The stars in the Magellanic Clouds with the largest degree of obscuration are used to probe the highly uncertain physics of stars in the asymptotic giant branch ( AGB ) phase of evolution .
Carbon stars in particular , provide key information on the amount of third dredge-up ( TDU ) and mass loss .
We use two independent stellar evolution codes to test how a different treatment of the physics affects the evolution on the AGB .
The output from the two codes are used to determine the rates of dust formation in the circumstellar envelope , where the method used to determine the dust is the same for each case .
The stars with the largest degree of obscuration in the LMC and SMC are identified as the progeny of objects of initial mass 2.5 - 3 ~ { } M _ { \odot } and \sim 1.5 ~ { } M _ { \odot } , respectively .

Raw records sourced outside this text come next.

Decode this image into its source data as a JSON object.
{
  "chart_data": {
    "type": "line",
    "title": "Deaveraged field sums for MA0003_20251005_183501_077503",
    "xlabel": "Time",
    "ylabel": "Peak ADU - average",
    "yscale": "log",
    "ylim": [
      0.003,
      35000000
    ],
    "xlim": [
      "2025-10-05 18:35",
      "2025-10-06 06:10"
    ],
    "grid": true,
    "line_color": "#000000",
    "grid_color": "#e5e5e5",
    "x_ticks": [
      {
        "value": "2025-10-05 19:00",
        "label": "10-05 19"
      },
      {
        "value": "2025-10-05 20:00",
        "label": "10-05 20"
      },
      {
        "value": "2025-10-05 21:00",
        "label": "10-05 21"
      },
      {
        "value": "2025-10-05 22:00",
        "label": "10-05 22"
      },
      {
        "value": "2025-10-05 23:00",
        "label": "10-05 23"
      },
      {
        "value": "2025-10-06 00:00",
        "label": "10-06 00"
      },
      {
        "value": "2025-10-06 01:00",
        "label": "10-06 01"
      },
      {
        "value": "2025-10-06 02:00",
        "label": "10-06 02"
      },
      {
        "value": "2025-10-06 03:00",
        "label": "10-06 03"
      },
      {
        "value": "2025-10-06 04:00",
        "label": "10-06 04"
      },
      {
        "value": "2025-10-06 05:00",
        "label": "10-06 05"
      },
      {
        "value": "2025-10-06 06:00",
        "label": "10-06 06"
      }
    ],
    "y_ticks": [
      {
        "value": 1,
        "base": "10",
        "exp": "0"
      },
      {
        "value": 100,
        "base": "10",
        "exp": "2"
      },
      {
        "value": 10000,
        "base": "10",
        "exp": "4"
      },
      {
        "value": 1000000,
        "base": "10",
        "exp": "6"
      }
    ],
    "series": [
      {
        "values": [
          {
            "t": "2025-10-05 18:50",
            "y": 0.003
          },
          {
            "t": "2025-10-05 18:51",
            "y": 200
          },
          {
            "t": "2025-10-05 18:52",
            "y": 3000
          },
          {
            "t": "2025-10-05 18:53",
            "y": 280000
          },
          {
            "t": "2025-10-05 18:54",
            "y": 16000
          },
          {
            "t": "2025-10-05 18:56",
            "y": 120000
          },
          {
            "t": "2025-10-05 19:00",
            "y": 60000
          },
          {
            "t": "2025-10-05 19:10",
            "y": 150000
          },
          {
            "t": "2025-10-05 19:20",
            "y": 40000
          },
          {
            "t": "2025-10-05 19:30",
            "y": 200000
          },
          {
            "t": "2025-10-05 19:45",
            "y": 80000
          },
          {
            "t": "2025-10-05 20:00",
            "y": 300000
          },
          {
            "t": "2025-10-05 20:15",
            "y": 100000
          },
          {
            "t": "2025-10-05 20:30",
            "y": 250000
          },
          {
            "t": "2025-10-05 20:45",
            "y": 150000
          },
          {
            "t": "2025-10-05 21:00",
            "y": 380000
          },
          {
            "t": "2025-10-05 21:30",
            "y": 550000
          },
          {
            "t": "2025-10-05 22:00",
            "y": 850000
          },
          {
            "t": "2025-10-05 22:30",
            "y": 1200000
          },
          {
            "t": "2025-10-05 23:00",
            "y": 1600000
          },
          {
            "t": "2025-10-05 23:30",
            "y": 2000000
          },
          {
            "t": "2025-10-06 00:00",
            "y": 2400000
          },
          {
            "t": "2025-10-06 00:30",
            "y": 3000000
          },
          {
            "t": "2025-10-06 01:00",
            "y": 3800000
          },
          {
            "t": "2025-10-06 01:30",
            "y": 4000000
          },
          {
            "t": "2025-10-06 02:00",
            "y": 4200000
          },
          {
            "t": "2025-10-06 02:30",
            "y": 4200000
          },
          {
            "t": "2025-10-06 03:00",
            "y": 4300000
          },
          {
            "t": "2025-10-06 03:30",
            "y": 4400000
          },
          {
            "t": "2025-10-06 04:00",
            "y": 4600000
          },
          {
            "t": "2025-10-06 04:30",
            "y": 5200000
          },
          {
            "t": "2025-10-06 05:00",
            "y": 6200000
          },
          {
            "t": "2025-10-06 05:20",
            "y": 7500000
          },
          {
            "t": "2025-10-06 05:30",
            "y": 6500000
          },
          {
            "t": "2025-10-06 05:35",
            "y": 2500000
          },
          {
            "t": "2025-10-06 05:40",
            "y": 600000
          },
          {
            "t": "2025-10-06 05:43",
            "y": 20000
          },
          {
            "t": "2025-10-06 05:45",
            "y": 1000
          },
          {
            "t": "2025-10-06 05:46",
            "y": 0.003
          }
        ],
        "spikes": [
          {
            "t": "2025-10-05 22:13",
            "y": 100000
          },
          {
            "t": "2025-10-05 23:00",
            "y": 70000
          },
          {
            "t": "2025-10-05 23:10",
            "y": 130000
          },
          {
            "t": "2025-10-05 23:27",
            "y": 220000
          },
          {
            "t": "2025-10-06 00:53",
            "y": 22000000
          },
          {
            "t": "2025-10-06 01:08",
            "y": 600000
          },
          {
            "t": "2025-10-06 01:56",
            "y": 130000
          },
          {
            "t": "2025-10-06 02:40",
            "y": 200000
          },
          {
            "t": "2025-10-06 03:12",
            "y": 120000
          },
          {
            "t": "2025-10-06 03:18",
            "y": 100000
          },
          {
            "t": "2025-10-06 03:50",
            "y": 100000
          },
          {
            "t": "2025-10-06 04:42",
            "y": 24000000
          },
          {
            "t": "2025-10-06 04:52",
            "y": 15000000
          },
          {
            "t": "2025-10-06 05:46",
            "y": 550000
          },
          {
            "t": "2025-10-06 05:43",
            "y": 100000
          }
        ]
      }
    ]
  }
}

This difference in mass is motivated by the difference in the star formation histories of the two galaxies , and offers a simple explanation of the redder infrared colours of C-stars in the LMC compared to their counterparts in the SMC .
The comparison with the Spitzer colours of C-rich AGB stars in the SMC shows that a minimum surface carbon mass fraction X ( C ) \sim 5 \times 10 ^ { -3 } must have been reached by stars of initial mass around 1.5 ~ { } M _ { \odot } .
Our results confirm the necessity of adopting low-temperature opacities in stellar evolutionary models of AGB stars .
These opacities allow the stars to obtain mass-loss rates high enough ( \gtrsim 10 ^ { -4 } M _ { \odot } / yr ) to produce the amount of dust needed to reproduce the Spitzer colours .